Daha sonra 1996'da Asya Finans sektöre giriş yaptı. Faysal Finans sonradan Family Finans'a dönüşürken, 1991 yılında sektöre giren Anadolu Finans ile 2005'te birleşti ve bugünkü Türkiye Finans oldu.
1995 yılında faaliyete başlayan ve 2001 ekonomik krizinde likidite sorunuyla karşılaşan İhlas Finans'ın faaliyetleri Bankacılık Düzenleme ve Denetleme Kurumu (BDDK) tarafından durduruldu. Resmi Gazete'nin 1 Kasım 2005 tarih ve 25983 mükerrer sayılı nüshasında yayımlanan 5411 sayılı Bankacılık Kanunu ile özel finans kurumları "katılım bankaları" adını aldı.
Türkiye'de halihazırda Albaraka Türk, Asya Katılım, Kuveyt Türk ve Türkiye Finans olmak üzere dört katılım bankası faaliyet gösterirken, 2014 yıl sonu itibarıyla toplam 990 şubede yaklaşık 17 bin kişi istihdam ediliyor.
Dünyada katılım bankacılığı
Dünyada 40 yıllık bir geçmişe sahip olan ve bine yakın şirketin faaliyet gösterdiği global faizsiz finans sisteminin aktif büyüklüğü geçen yıl sonu itibarıyla 1,8 trilyon dolar düzeyinde bulunurken, kısa vadede çift haneli büyüme hızı ile gelecek dönemde 3 trilyon dolarlık bir hacme ulaşacağı öngörülüyor.
Küresel ticari bankacılık aktif büyüklüğünden yüzde 1'e yakın pay alan global faizsiz bankacılığı, çift haneli büyüme hızıyla payını yüzde 32'ye çıkartacağı tahmin ediliyor.
Dünyada faizsiz bankacılığın itici gücü olan ülkelerin başında Malezya gelirken, Bahreyn, Kuveyt, Umman, Katar, Suudi Arabistan ve Birleşik Arap Emirlikleri (BAE) de diğer ülkeler olarak ön plana çıkıyor.
Türkiye ile Malezya, Endonezya, Katar, Suudi Arabistan ve BAE'den oluşan altı ülkenin global faizsiz bankacılık sistemindeki payı yüzde 82 civarında bulunuyor.
Aktiflerini artırdılar
2005 yılında "katılım bankaları" adının alınmasıyla sektördeki büyümesi hızlanan dört bankanın aktifleri mart 2015 itibarıyla 110 milyar liraya ulaştı. 2006 yılı ilk çeyreğinde 10,2 milyar TL olan katılım bankalarının aktif toplamı son 10 yıllık dönemde yüzde 970 artış gösterdi. Bu artış katılım bankacılığının sektördeki payının yüzde 2,4'lerden yüzde 5'lere yükselmesini sağladı.

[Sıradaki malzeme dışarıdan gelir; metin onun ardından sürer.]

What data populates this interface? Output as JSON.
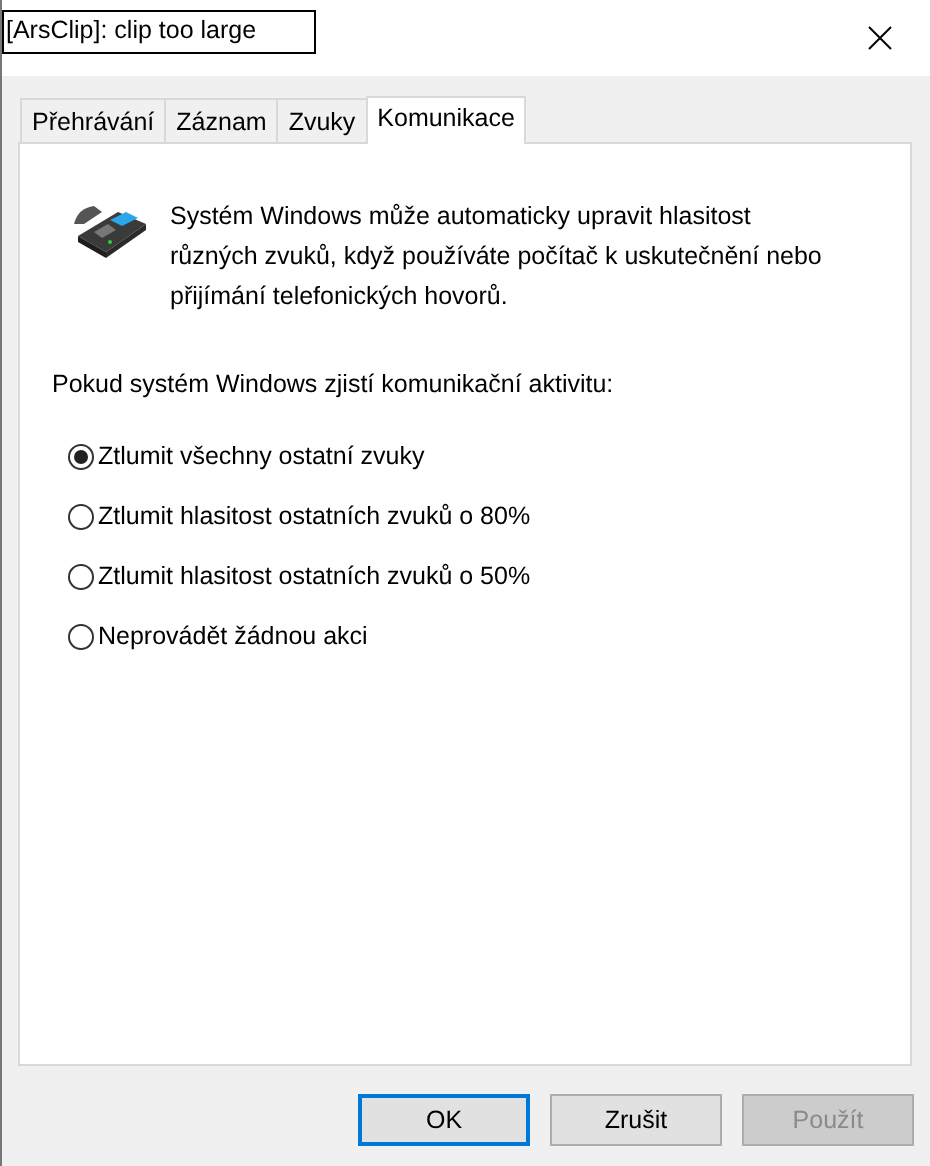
{
  "overlay_label": "[ArsClip]: clip too large",
  "tabs": [
    {
      "label": "Přehrávání",
      "selected": false
    },
    {
      "label": "Záznam",
      "selected": false
    },
    {
      "label": "Zvuky",
      "selected": false
    },
    {
      "label": "Komunikace",
      "selected": true
    }
  ],
  "description": "Systém Windows může automaticky upravit hlasitost různých zvuků, když používáte počítač k uskutečnění nebo přijímání telefonických hovorů.",
  "prompt": "Pokud systém Windows zjistí komunikační aktivitu:",
  "options": [
    {
      "label": "Ztlumit všechny ostatní zvuky",
      "selected": true
    },
    {
      "label": "Ztlumit hlasitost ostatních zvuků o 80%",
      "selected": false
    },
    {
      "label": "Ztlumit hlasitost ostatních zvuků o 50%",
      "selected": false
    },
    {
      "label": "Neprovádět žádnou akci",
      "selected": false
    }
  ],
  "buttons": [
    {
      "label": "OK",
      "kind": "default",
      "disabled": false
    },
    {
      "label": "Zrušit",
      "kind": "normal",
      "disabled": false
    },
    {
      "label": "Použít",
      "kind": "normal",
      "disabled": true
    }
  ]
}
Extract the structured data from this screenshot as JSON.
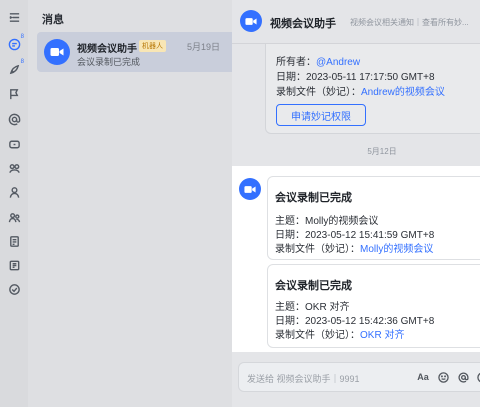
{
  "sidebar": {
    "icons": [
      "collapse-icon",
      "messages-icon",
      "rocket-icon",
      "flag-icon",
      "mention-icon",
      "tag-icon",
      "bot-icon",
      "contacts-icon",
      "groups-icon",
      "doc-icon",
      "export-icon",
      "todo-icon"
    ],
    "badge": "8"
  },
  "list": {
    "title": "消息",
    "chat": {
      "name": "视频会议助手",
      "badge": "机器人",
      "date": "5月19日",
      "preview": "会议录制已完成"
    }
  },
  "header": {
    "title": "视频会议助手",
    "subtitle": "视频会议相关通知｜查看所有妙..."
  },
  "previous_card": {
    "owner_label": "所有者：",
    "owner_value": "@Andrew",
    "date_label": "日期：",
    "date_value": "2023-05-11 17:17:50 GMT+8",
    "file_label": "录制文件（妙记）：",
    "file_value": "Andrew的视频会议",
    "button": "申请妙记权限"
  },
  "date_separator": "5月12日",
  "cards": [
    {
      "title": "会议录制已完成",
      "topic_label": "主题：",
      "topic_value": "Molly的视频会议",
      "date_label": "日期：",
      "date_value": "2023-05-12 15:41:59 GMT+8",
      "file_label": "录制文件（妙记）：",
      "file_value": "Molly的视频会议"
    },
    {
      "title": "会议录制已完成",
      "topic_label": "主题：",
      "topic_value": "OKR 对齐",
      "date_label": "日期：",
      "date_value": "2023-05-12 15:42:36 GMT+8",
      "file_label": "录制文件（妙记）：",
      "file_value": "OKR 对齐"
    }
  ],
  "composer": {
    "placeholder": "发送给 视频会议助手｜9991",
    "format_label": "Aa"
  },
  "colors": {
    "accent": "#3370ff",
    "badge_bg": "#f8e6b5"
  }
}
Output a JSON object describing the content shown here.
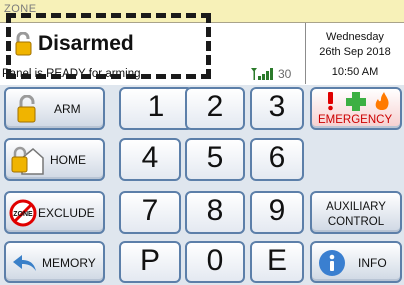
{
  "header": {
    "zone_label": "ZONE",
    "status_title": "Disarmed",
    "status_message": "Panel is READY for arming",
    "signal_strength": "30",
    "day": "Wednesday",
    "date": "26th Sep 2018",
    "time": "10:50 AM"
  },
  "buttons": {
    "arm": "ARM",
    "home": "HOME",
    "exclude": "EXCLUDE",
    "memory": "MEMORY",
    "emergency": "EMERGENCY",
    "auxiliary_line1": "AUXILIARY",
    "auxiliary_line2": "CONTROL",
    "info": "INFO",
    "zone_badge": "ZONE"
  },
  "keys": [
    "1",
    "2",
    "3",
    "4",
    "5",
    "6",
    "7",
    "8",
    "9",
    "P",
    "0",
    "E"
  ],
  "colors": {
    "zone_strip": "#f7f1b8",
    "button_border": "#5c7fa9",
    "keypad_bg": "#dfe6ee",
    "emergency_text": "#cc0000"
  },
  "icons": {
    "arm": "padlock-icon",
    "home": "house-padlock-icon",
    "exclude": "prohibited-zone-icon",
    "memory": "back-arrow-icon",
    "emergency": "alert-medical-fire-icons",
    "info": "info-icon",
    "signal": "signal-bars-icon"
  }
}
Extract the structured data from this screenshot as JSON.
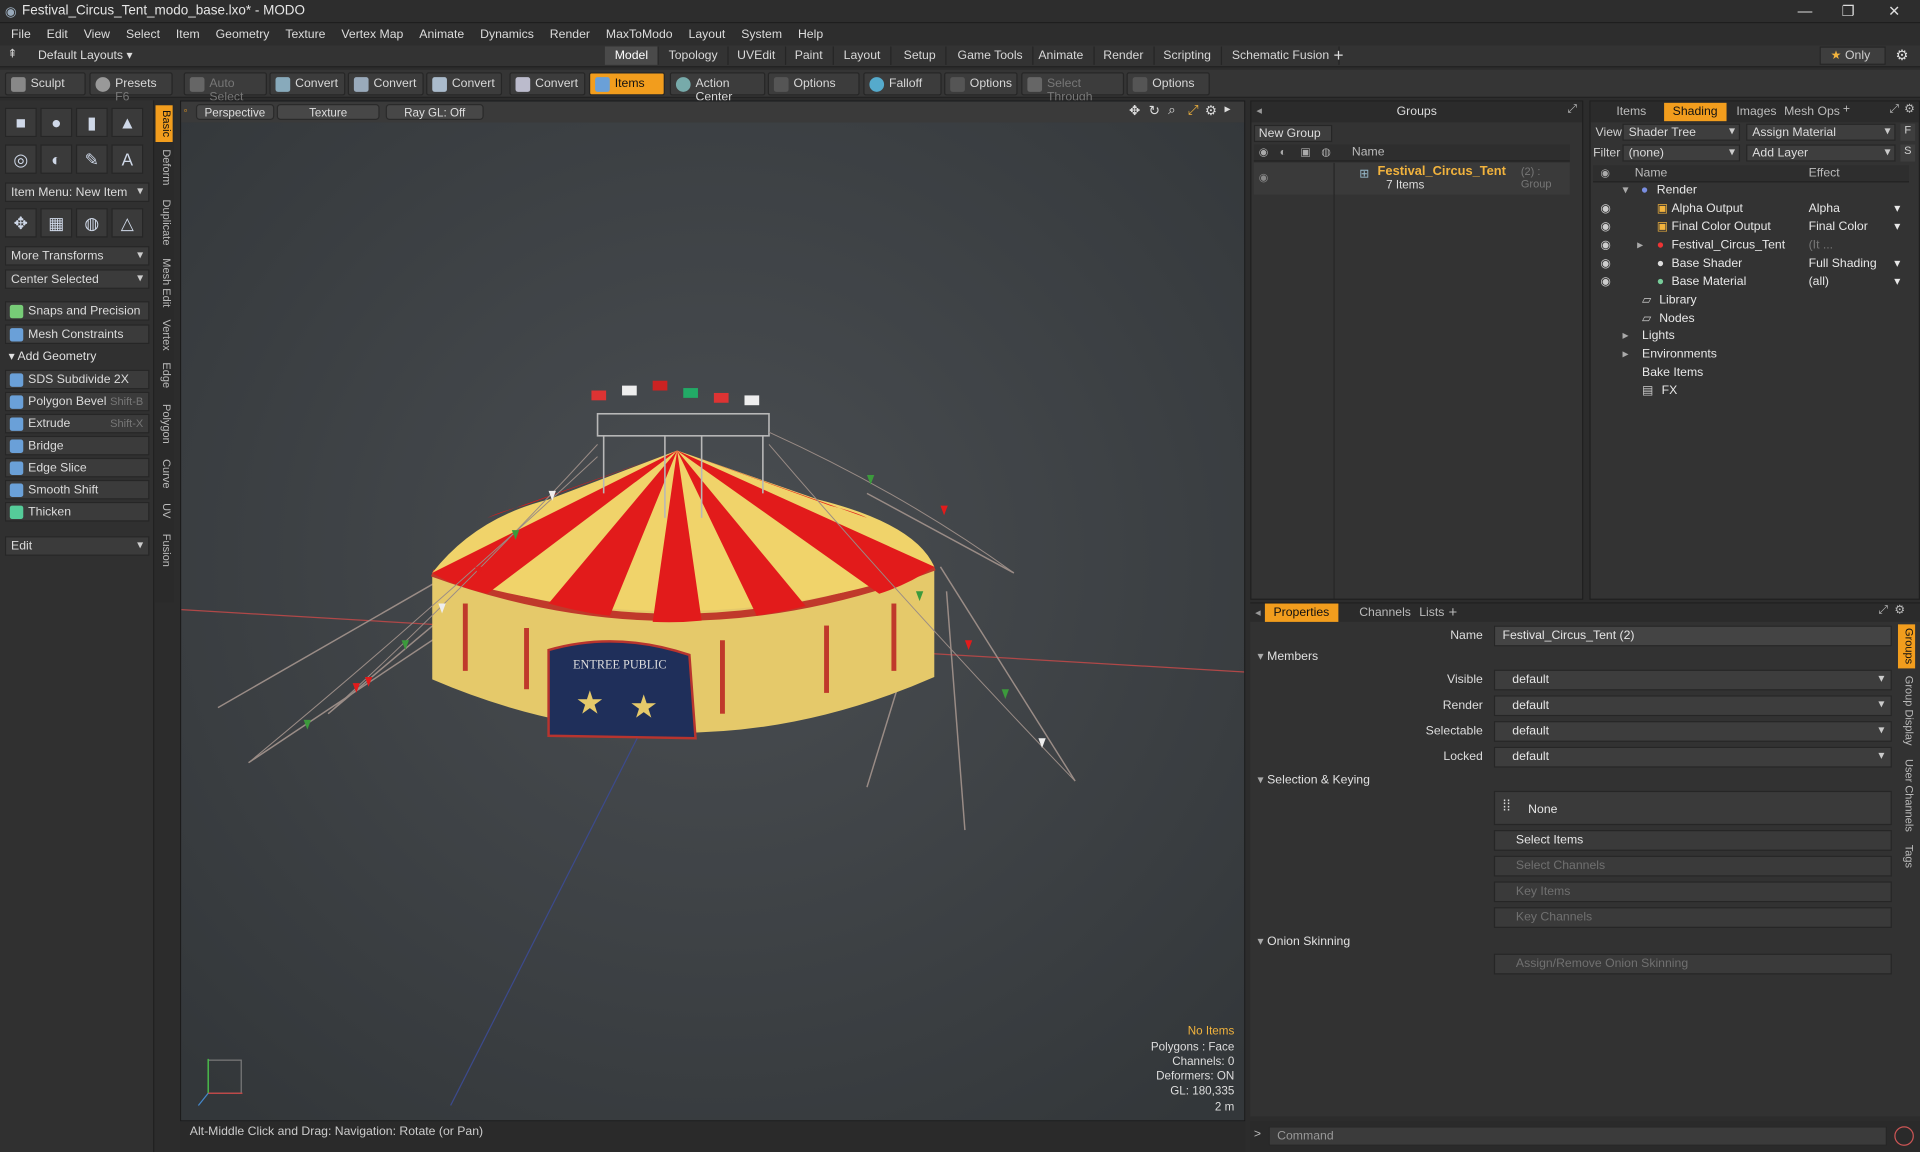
{
  "window": {
    "title": "Festival_Circus_Tent_modo_base.lxo* - MODO"
  },
  "menu": [
    "File",
    "Edit",
    "View",
    "Select",
    "Item",
    "Geometry",
    "Texture",
    "Vertex Map",
    "Animate",
    "Dynamics",
    "Render",
    "MaxToModo",
    "Layout",
    "System",
    "Help"
  ],
  "layouts": {
    "default": "Default Layouts",
    "tabs": [
      "Model",
      "Topology",
      "UVEdit",
      "Paint",
      "Layout",
      "Setup",
      "Game Tools",
      "Animate",
      "Render",
      "Scripting",
      "Schematic Fusion"
    ],
    "active": "Model",
    "only": "Only"
  },
  "toolbar": {
    "sculpt": "Sculpt",
    "presets": "Presets",
    "presets_key": "F6",
    "auto_select": "Auto Select",
    "convert": "Convert",
    "items": "Items",
    "action_center": "Action Center",
    "options": "Options",
    "falloff": "Falloff",
    "select_through": "Select Through"
  },
  "left": {
    "item_menu": "Item Menu: New Item",
    "more_transforms": "More Transforms",
    "center_selected": "Center Selected",
    "snaps": "Snaps and Precision",
    "mesh_constraints": "Mesh Constraints",
    "add_geometry": "Add Geometry",
    "tools": [
      {
        "label": "SDS Subdivide 2X",
        "key": ""
      },
      {
        "label": "Polygon Bevel",
        "key": "Shift-B"
      },
      {
        "label": "Extrude",
        "key": "Shift-X"
      },
      {
        "label": "Bridge",
        "key": ""
      },
      {
        "label": "Edge Slice",
        "key": ""
      },
      {
        "label": "Smooth Shift",
        "key": ""
      },
      {
        "label": "Thicken",
        "key": ""
      }
    ],
    "edit": "Edit",
    "vtabs": [
      "Basic",
      "Deform",
      "Duplicate",
      "Mesh Edit",
      "Vertex",
      "Edge",
      "Polygon",
      "Curve",
      "UV",
      "Fusion"
    ]
  },
  "viewport": {
    "perspective": "Perspective",
    "texture": "Texture",
    "raygl": "Ray GL: Off",
    "info": {
      "items": "No Items",
      "polygons": "Polygons : Face",
      "channels": "Channels: 0",
      "deformers": "Deformers: ON",
      "gl": "GL: 180,335",
      "scale": "2 m"
    },
    "status": "Alt-Middle Click and Drag:   Navigation: Rotate (or Pan)",
    "banner": "ENTREE PUBLIC"
  },
  "groups": {
    "title": "Groups",
    "new_group": "New Group",
    "col_name": "Name",
    "item_name": "Festival_Circus_Tent",
    "item_suffix": "(2) : Group",
    "item_count": "7 Items"
  },
  "shading": {
    "tabs": [
      "Items",
      "Shading",
      "Images",
      "Mesh Ops"
    ],
    "active": "Shading",
    "view_label": "View",
    "view_value": "Shader Tree",
    "assign": "Assign Material",
    "filter_label": "Filter",
    "filter_value": "(none)",
    "add_layer": "Add Layer",
    "col_name": "Name",
    "col_effect": "Effect",
    "rows": [
      {
        "name": "Render",
        "effect": ""
      },
      {
        "name": "Alpha Output",
        "effect": "Alpha"
      },
      {
        "name": "Final Color Output",
        "effect": "Final Color"
      },
      {
        "name": "Festival_Circus_Tent",
        "effect": "(It ..."
      },
      {
        "name": "Base Shader",
        "effect": "Full Shading"
      },
      {
        "name": "Base Material",
        "effect": "(all)"
      },
      {
        "name": "Library",
        "effect": ""
      },
      {
        "name": "Nodes",
        "effect": ""
      },
      {
        "name": "Lights",
        "effect": ""
      },
      {
        "name": "Environments",
        "effect": ""
      },
      {
        "name": "Bake Items",
        "effect": ""
      },
      {
        "name": "FX",
        "effect": ""
      }
    ]
  },
  "props": {
    "tabs": [
      "Properties",
      "Channels",
      "Lists"
    ],
    "name_label": "Name",
    "name_value": "Festival_Circus_Tent (2)",
    "members": "Members",
    "visible_label": "Visible",
    "visible": "default",
    "render_label": "Render",
    "render": "default",
    "selectable_label": "Selectable",
    "selectable": "default",
    "locked_label": "Locked",
    "locked": "default",
    "sel_keying": "Selection & Keying",
    "none": "None",
    "select_items": "Select Items",
    "select_channels": "Select Channels",
    "key_items": "Key Items",
    "key_channels": "Key Channels",
    "onion": "Onion Skinning",
    "assign_onion": "Assign/Remove Onion Skinning",
    "vtabs": [
      "Groups",
      "Group Display",
      "User Channels",
      "Tags"
    ]
  },
  "command": {
    "placeholder": "Command"
  },
  "colors": {
    "accent": "#f29d1d",
    "tent_red": "#e21b1b",
    "tent_yellow": "#f0d36a"
  }
}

Toplanan fon tutarı ise söz konusu dönemde 8 milyar 494 milyon liradan 2015 yılı ilk çeyrek sonu itibarıyla 67 milyar 46 milyon liraya çıktı. Bu rakamlar dikkate alındığında katılım bankalarında toplanan fonun tüm bankacılık sektöründeki mevduata oranı yüzde 3,2'den yüzde 6'ya yükseldi.
Son on yıllık dönemde katılım bankalarının kullandırdıkları fon miktarı yüzde 824 artışla 7,2 milyar TL'den 66,5 milyar TL'ye çıktı.
Sukuk piyasası
Türkiye'de "kira sertifikası" olarak tanımlanan "sukuk", global faizsiz bankacılığın gelişmesini tetikleyen ürünlerin başında geliyor. Sukuk son dönemde gerçekleştirdiği hızlı büyüme ile faizsiz finansal sistemin temel araçlarından biri haline geldi. Geçen yıl sonu itibarıyla dünyada 150 milyar dolar civarında sukuk ihracı gerçekleştirilirken, Malezya sukuk ihracında açık ara lider konumda bulunuyor.
Sukuk çok uluslu şirketlerin de yakından ilgilendiği ve uzun vadeli fonlama amacıyla kullandıkları bir enstrüman olurken, Societe Generale, Bank of Tokyo-Mistsubishi UFJ ve Goldman Sachs gibi uluslararası bankalar sukuk piyasasında yer alıyor.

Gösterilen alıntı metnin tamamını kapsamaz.